Sometimes, financial institutions mistake their data warehouses for nothing more than massive data dumps. But in reality, a data warehouse should be your business powerhouse, not an operational data store.
The Gemineye Team Explains Why Data Warehouses are More than Data Dumps
Gemineye crew Brewster Knowlton, CEO and Maggie Chopp, Director of Business Development, discuss why true data warehouses are about much more than storage. A proper data warehouse should model, normalize, and unify data from multiple sources to create a single source of truth that provides the foundation for ALL decision-making and AI initiatives.
Key Takeaways in this Video Include:
- Data warehouses are about the quality of the data process, not just storage
- The true power of a data warehouse lies in its ability to model, clean, and define data consistently
- Organizations often mistake staging layers or data lakes for warehouses
- Effective data warehouses implement strict modeling, business logic, and normalization to enable scalable, insightful analysis
- The unsexy groundwork is the real differentiator in data maturity
Full Transcript
Alicia Disantis: Maggie, aren’t data warehouses just big data dumps?
Maggie Chopp: No, they’re not, but I can understand why some people might think that way.
I’m a data warehousing originally became a topic. People were treating it that way and just plopping everything in the spot and checking off the box and hoping that got them some level of result. We know now. It’s been a long time since those days.
Your data doesn’t do anything for you when it’s just sitting there. So, theoretically, yeah, you could have one of these at your organization. But if data warehousing is done well and right, it’s got a lot of things that are happening from the ingestion to the modeling, the centralizing, the logic, data cleaning, if you have it going on, out to the actual analysis.
So, no, a good data warehouse is actually producing an effect that the teams are then using to drive business outcomes.
So, no, they’re not just big data dumps, but we understand why. That’s a really common misconception.
Brewster Knowlton: The reality is, if you think your data warehouse is just a big data dump, congratulations. You don’t have a data warehouse. You have an operational data set like what you’ve just described. And a lot of cases is a staging layer or an ODS where you’re accumulating all this information. All of it is more or less raw, maybe with some minor date and D tagging and metadata, but it’s generally just a large swath of data.

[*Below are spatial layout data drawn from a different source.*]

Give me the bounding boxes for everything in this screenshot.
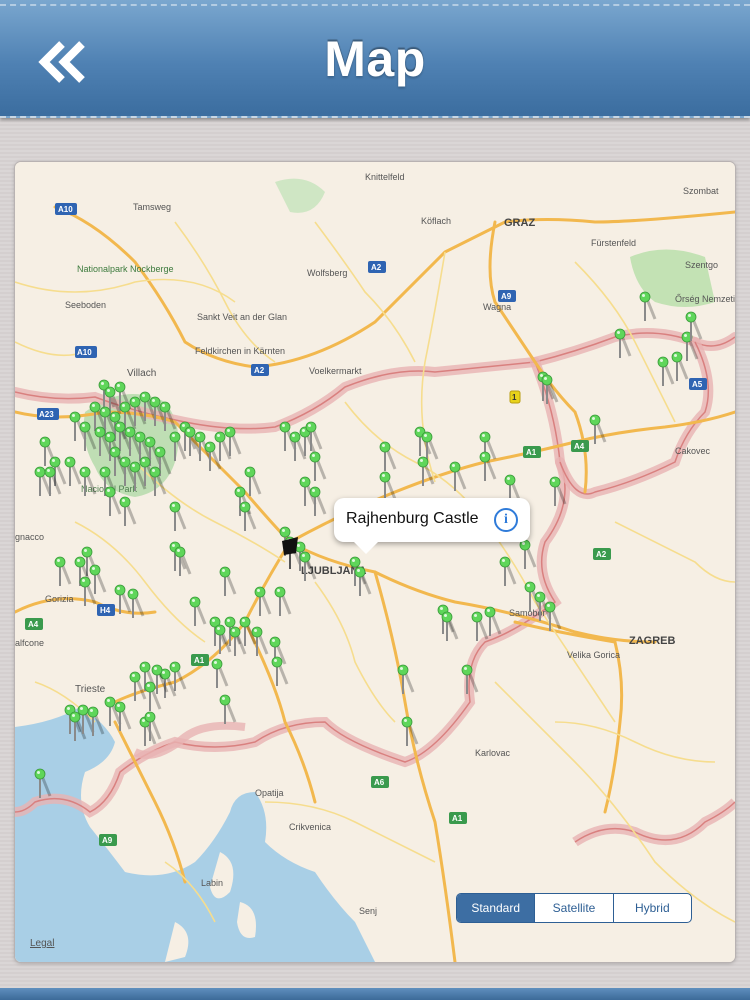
navigation-bar: Map — [0, 0, 750, 118]
place-label-furstenfeld: Fürstenfeld — [591, 238, 636, 248]
road-shield: A5 — [692, 380, 703, 389]
road-shield: A23 — [39, 410, 54, 419]
place-label-nationalpark: Nationalpark Nockberge — [77, 264, 174, 274]
callout-title: Rajhenburg Castle — [346, 510, 479, 527]
road-shield: A1 — [526, 448, 537, 457]
place-label-alfcone: alfcone — [15, 638, 44, 648]
place-label-karlovac: Karlovac — [475, 748, 511, 758]
place-label-gnacco: gnacco — [15, 532, 44, 542]
segment-standard[interactable]: Standard — [457, 894, 535, 922]
segment-hybrid[interactable]: Hybrid — [612, 894, 691, 922]
place-label-crikvenica: Crikvenica — [289, 822, 331, 832]
place-label-labin: Labin — [201, 878, 223, 888]
bottom-bar — [0, 988, 750, 1000]
place-label-koflach: Köflach — [421, 216, 451, 226]
place-label-feldkirchen: Feldkirchen in Kärnten — [195, 346, 285, 356]
annotation-callout[interactable]: Rajhenburg Castle i — [334, 498, 530, 554]
place-label-opatija: Opatija — [255, 788, 284, 798]
place-label-velika-gorica: Velika Gorica — [567, 650, 620, 660]
road-shield: A6 — [374, 778, 385, 787]
info-icon[interactable]: i — [494, 508, 518, 532]
map-canvas[interactable]: Knittelfeld Szombat Tamsweg Köflach GRAZ… — [15, 162, 735, 962]
road-shield: A4 — [574, 442, 585, 451]
road-shield: A9 — [501, 292, 512, 301]
road-shield: A2 — [371, 263, 382, 272]
place-label-knittelfeld: Knittelfeld — [365, 172, 405, 182]
page-title: Map — [324, 31, 426, 87]
road-shield: 1 — [512, 393, 517, 402]
place-label-cakovec: Cakovec — [675, 446, 711, 456]
place-label-orseg: Őrség Nemzeti P — [675, 294, 735, 304]
place-label-voelkermarkt: Voelkermarkt — [309, 366, 362, 376]
road-shield: H4 — [100, 606, 111, 615]
road-shield: A9 — [102, 836, 113, 845]
place-label-sankt-veit: Sankt Veit an der Glan — [197, 312, 287, 322]
place-label-zagreb: ZAGREB — [629, 635, 676, 647]
place-label-szombat: Szombat — [683, 186, 719, 196]
navbar-stitching — [0, 4, 750, 6]
road-shield: A10 — [77, 348, 92, 357]
road-shield: A1 — [194, 656, 205, 665]
road-shield: A10 — [58, 205, 73, 214]
place-label-gorizia: Gorizia — [45, 594, 74, 604]
place-label-villach: Villach — [127, 368, 156, 379]
road-shield: A2 — [254, 366, 265, 375]
place-label-szentgo: Szentgo — [685, 260, 718, 270]
segment-satellite[interactable]: Satellite — [534, 894, 612, 922]
map-type-segmented-control[interactable]: Standard Satellite Hybrid — [456, 893, 692, 923]
place-label-wagna: Wagna — [483, 302, 511, 312]
place-label-seeboden: Seeboden — [65, 300, 106, 310]
legal-link[interactable]: Legal — [30, 938, 54, 949]
place-label-senj: Senj — [359, 906, 377, 916]
map-view[interactable]: Knittelfeld Szombat Tamsweg Köflach GRAZ… — [15, 162, 735, 962]
place-label-graz: GRAZ — [504, 217, 535, 229]
road-shield: A4 — [28, 620, 39, 629]
place-label-wolfsberg: Wolfsberg — [307, 268, 347, 278]
road-shield: A2 — [596, 550, 607, 559]
place-label-tamsweg: Tamsweg — [133, 202, 171, 212]
road-shield: A1 — [452, 814, 463, 823]
place-label-trieste: Trieste — [75, 684, 106, 695]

When you get into the warehouse, that’s when you actually get into dimensionalization and modeling. I might have four different subject areas for different sources, excuse me, that have records about a member. Well, that needs to be in one spot so that I don’t have to go to four separate places to get my definition of a member. If I’ve done that, I’ve just created a fancy version of the isolated and disparate systems that I already have today.
So the data warehouse is where it comes up a lot more now in the context of AI is where that context, that awareness, that curation of not just data from a normalization perspective, but from an actual business definition standpoint has to be stored. Because if I have to go to seven different places and know all of these rules intuitively, there’s no scalability and there’s no leveraging the idea of what a data warehouse or lakehouse or whatever you want to call it, just this centralized, consolidated, mastered, normalize where definitions and logics are applied.
That has to be there. Everyone wants to talk about all the stuff that they want to do with AI. That’s like trying to design your bathroom in your kitchen before you figured out how big of a house you want to have. Do I need a foundation?
It’s like you can’t just go shopping for all the cool stuff until you’ve done the unsexy stuff, but that’s the important pieces that lay the groundwork, the foundation, literally and metaphorically for what you want to accomplish with AI in the future.
And of course, all of your natural other business focused data outcomes.
Maggie Chopp: And the last thing I to add, Alicia, because this is a really interesting question, is we talked to lots of credit unions that are going through a self-assessment process, and what we find is that they may say, hey, we have ten data sources in our data warehouse, but when you really look under the hood, they have two that are maybe, you know, being adjusted and modeled and used, and they have maybe eight other that are just being kind of dumped in.
So we really try to look beyond the surface level of is the data there, and present, to is the data being used, is kind of a different question.